When I was about seven, I found myself in a shop, probably queueing.  I really don’t know what the establishment was, or who was with me.  But I can still see the large, thin, sheet of printed paper measuring, I now know, 211mm x 133mm, brandished by a gentleman. ‘Know what that is, boy?’ he asked. The question was rhetorical. He quickly followed up with the answer. ‘A £5 note’. So transfixed was I by that object that I have no idea what the man looked like.  I’d never heard of such a sum, and never saw another “White Fiver”.

This evening I watched the highlights of the second day of the Edgbaston Ashes Test. England completed their first innings with a lead of 145. Australia followed this with 168 for 7. In other words, a five day match was virtually over in two days.

Our dinner consisted of chicken Kiev, chips, and baked beans. I know, It sounds dicey, but it was delicious, especially with the Georges du Beuf beujolais 3 villages 2013 Danni and Andy gave me for my birthday. Jackie, of course, drank Hoegaarden.

P.S. After posting this, we watched a TV adaptation of Agatha Christie’s ‘A Secret Adversary’, starring Jessica Raine and David Walliams. Very early on, Jessica Raine’s character had her mouth stuffed with screwed up flimsy paper I instantly recognised as a “White Fiver”.


  1. The rose garden is amazing. Amazing!
    When I was a little kid my older brothers and sisters would swap my sixpences and thrupences for pennies. The pennies were bigger and I thought therefore more valuable!

  2. Wow! As Bruce says…Amazing! Thanks for the pic as the genesis of yesterdays discussion – lovely rose! And, of course, the gentleman in question has all our respect! Great pics again Derrick!

  3. I can see that you’ll have a lovely view wherever you’ll sit in the garden. Thanks for sharing the shaping of a new rose garden and new blooms everyday. I enjoyed your memory of money.

  4. Those white fivers were enormous – and something of a liability. Some local shops wouldn’t take them, as it would mean cleaning out the change in the till, especially early in the day. Back then, as you will recall, that could represent almost half of the week’s wages for the average working man.

  5. We continue to be enthralled by your garden and flower photos. And we must admit to not a small measure of envy. The old five pound note must have been huge.

  6. Engerland, Engerland, Engerland! Yay! Ten Bob notes were so exciting when ever I got one from my grandmothers for birthdays or Christmas – not often since that was a lot of cash. And once we had that Alan Titchmarsh in our garden when they used it to film a commercial form Ground Force with Charlie Thingy and Billy Wotsit. They built a pergola which we kept and still survives.

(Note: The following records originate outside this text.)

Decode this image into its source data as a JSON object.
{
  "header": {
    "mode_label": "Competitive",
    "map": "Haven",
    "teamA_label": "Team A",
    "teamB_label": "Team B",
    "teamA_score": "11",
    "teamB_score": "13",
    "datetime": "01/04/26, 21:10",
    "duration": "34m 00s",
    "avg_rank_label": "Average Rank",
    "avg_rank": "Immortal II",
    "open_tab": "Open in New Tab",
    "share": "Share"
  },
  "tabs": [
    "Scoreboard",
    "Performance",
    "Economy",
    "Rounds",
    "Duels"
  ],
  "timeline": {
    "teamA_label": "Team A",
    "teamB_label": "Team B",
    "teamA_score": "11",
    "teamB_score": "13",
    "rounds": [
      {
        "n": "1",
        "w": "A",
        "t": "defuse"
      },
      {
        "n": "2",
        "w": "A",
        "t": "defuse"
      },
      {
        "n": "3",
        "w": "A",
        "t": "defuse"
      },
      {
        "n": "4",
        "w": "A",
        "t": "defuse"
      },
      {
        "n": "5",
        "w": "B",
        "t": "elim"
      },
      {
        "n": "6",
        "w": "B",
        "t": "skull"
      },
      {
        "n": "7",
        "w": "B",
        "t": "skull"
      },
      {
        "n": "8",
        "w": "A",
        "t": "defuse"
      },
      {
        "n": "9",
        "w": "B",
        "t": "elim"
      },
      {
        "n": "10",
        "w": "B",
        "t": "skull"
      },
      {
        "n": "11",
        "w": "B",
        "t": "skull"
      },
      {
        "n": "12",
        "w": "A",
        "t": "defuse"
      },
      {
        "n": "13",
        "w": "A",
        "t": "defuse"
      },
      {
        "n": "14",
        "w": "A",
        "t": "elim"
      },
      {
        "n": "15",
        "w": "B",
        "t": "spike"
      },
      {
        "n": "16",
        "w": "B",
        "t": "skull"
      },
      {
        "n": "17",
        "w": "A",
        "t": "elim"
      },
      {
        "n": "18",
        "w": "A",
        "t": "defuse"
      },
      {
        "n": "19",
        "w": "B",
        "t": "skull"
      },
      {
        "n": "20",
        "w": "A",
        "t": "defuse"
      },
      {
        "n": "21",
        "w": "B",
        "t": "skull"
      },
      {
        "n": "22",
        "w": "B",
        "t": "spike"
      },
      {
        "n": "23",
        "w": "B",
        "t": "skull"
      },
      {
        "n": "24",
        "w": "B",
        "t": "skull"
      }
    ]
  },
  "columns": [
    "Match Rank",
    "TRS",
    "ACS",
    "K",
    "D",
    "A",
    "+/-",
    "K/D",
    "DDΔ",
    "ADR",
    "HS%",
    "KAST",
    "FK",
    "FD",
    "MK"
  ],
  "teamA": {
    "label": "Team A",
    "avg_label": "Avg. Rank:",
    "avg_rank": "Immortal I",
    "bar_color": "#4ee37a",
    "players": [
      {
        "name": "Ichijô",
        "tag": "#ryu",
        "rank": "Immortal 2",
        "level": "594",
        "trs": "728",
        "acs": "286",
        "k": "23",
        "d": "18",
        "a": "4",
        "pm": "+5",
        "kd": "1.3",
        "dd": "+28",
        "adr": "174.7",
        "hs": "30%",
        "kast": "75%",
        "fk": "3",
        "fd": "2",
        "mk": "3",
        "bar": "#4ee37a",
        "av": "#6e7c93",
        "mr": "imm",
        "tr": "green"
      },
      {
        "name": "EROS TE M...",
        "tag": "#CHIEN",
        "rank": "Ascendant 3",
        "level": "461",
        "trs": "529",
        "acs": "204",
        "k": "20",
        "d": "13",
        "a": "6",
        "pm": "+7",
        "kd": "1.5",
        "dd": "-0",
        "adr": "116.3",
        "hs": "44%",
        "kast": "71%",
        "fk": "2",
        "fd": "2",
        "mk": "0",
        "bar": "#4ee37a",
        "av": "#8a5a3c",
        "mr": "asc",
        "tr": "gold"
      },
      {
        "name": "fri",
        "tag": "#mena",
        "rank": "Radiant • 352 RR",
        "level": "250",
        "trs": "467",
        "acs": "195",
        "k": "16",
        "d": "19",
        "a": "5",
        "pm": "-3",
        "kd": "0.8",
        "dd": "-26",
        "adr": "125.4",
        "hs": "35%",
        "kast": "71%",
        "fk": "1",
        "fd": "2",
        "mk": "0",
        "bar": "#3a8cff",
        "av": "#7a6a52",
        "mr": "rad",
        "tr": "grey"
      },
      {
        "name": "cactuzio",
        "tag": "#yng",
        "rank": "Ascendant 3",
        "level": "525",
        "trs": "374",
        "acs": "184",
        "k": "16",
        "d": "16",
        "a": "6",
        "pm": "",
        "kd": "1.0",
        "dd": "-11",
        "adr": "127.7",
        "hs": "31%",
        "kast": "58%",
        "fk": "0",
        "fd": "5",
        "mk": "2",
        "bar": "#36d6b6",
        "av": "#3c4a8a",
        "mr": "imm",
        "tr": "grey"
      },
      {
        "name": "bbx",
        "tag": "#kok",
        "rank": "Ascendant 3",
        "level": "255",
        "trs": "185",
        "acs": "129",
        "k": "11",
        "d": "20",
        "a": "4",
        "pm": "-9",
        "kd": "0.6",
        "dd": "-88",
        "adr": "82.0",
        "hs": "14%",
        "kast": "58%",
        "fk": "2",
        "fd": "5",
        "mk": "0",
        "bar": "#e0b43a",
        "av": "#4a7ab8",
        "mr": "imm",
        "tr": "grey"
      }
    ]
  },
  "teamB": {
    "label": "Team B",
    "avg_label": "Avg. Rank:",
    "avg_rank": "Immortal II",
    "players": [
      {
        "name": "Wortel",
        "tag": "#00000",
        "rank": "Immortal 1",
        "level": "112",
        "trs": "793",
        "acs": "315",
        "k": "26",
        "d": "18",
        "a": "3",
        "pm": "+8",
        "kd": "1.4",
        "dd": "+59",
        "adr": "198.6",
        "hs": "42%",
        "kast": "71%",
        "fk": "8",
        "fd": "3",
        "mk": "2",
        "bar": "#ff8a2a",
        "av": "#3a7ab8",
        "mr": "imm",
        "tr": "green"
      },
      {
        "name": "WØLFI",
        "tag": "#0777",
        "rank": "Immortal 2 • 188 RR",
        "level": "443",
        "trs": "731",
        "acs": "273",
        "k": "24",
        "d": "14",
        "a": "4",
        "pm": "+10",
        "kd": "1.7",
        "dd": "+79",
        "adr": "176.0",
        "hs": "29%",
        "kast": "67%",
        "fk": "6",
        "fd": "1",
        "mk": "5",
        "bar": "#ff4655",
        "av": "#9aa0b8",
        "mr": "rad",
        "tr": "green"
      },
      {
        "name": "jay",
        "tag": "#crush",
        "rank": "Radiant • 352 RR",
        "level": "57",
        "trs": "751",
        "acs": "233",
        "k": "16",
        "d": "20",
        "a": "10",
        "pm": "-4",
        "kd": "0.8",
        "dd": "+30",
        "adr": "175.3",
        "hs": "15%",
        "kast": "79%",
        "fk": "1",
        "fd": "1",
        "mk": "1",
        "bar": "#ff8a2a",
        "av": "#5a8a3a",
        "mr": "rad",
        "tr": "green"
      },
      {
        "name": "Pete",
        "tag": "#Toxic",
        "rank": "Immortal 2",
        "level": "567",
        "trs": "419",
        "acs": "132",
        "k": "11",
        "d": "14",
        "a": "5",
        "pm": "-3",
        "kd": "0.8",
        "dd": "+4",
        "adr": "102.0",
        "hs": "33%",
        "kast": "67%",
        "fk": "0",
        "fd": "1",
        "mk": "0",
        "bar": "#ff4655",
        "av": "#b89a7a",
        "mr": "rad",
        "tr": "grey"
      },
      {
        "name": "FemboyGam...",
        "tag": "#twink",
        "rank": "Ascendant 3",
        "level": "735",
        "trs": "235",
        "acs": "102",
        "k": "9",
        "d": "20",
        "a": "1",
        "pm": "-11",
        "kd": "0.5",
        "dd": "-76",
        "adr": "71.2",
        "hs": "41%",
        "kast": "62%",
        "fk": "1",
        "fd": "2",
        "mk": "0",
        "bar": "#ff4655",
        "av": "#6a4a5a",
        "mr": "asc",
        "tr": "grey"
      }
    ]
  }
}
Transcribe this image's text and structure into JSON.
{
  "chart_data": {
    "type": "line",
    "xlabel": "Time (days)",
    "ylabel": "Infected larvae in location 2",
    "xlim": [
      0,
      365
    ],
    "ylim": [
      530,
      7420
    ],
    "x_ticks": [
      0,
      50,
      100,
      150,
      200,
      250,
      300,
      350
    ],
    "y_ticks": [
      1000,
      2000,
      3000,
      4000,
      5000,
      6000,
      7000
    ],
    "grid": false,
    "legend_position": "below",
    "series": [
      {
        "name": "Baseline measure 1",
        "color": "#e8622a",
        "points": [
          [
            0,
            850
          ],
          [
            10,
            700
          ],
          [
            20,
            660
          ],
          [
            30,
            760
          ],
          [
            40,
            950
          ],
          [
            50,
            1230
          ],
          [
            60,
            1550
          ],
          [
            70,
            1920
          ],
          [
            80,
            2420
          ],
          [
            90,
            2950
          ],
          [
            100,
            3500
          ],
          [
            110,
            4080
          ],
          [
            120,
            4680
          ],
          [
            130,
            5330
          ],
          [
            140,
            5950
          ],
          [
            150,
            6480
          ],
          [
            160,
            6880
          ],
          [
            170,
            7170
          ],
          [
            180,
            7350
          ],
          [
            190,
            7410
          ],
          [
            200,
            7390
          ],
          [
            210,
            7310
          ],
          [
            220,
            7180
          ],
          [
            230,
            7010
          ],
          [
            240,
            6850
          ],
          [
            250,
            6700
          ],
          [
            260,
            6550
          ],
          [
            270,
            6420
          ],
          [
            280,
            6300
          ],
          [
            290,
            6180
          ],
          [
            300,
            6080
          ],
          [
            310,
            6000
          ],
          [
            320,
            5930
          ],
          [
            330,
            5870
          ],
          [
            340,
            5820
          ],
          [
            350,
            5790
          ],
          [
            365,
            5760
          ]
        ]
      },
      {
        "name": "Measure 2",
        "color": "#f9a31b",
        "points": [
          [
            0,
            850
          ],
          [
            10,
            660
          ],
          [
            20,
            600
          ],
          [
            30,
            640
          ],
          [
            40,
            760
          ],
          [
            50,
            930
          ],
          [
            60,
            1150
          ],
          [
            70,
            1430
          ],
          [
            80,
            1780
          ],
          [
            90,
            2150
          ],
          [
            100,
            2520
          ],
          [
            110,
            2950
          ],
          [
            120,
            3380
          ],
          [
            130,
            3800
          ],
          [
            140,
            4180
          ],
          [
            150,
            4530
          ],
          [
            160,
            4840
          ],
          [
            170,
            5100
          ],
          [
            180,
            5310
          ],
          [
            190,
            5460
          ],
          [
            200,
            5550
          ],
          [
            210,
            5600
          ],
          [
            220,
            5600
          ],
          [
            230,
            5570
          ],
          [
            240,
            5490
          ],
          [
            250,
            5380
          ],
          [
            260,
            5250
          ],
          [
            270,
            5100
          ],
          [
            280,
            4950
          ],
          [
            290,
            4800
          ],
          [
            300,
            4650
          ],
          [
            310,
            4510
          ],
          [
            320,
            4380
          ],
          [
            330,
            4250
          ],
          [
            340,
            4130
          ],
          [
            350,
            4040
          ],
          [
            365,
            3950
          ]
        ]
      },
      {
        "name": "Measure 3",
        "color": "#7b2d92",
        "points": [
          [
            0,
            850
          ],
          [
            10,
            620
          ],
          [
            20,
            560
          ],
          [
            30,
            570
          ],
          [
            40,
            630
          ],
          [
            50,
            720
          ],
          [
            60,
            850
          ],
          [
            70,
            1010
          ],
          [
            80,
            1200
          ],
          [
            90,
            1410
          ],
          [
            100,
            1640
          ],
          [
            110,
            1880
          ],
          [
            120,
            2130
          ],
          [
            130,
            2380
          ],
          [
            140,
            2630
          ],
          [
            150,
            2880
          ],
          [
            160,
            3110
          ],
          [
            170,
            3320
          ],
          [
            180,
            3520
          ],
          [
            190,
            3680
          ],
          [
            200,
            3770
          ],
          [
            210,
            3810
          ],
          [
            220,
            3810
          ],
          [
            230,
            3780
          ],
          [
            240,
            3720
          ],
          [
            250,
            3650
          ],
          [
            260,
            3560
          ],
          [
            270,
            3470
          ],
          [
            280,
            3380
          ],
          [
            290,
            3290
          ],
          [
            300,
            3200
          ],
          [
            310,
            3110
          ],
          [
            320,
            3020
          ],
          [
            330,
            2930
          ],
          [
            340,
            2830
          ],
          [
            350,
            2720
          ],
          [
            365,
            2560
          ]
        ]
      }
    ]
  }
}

  7. Great story of the 5 pound note! How neat to have that memory.

    But oh! I love your garden. The paving is beautiful; what a nice job. I can look at the photos and see it in two years when everything is grown up and looks established instead of brand new and hopeful. I expect there will be frequent stops in the chairs to ensure that everything is going along. Look at how happy Jackie is in her realm. Is is possible that little glint in her eye is because she’s thinking about her Alan T?

  8. Found treasures and gardening sounds like a fun. I can’t believe they used the same looking money for so long. It’s really beautifully decorated. Looks like pirate money more than real money, hehe. The garden is so pretty, lot’s of work I’m sure but worth it in the end.

  9. Found this linked to your current post – hasn’t the garden changed over the years? A lot of white fivers have names and addresses and shop stamps on the back – the boss hates to se it but I think it’s part of the history, when it really was a significant sum.

      1. A belt sander is an electric tool with acoil of heavy-duty sand paper that circulates around to sand flat objects and unfortunately my finger came in contact with it which resulted in a lot of blood and now difficulty in typing. I seem to be accident-prone lately.

  10. What an interesting coincidence that you saw a white fiver in a movie after writing this musing… wow! The rose garden looks great! Aaron did a wonderful job on crafting that pathway.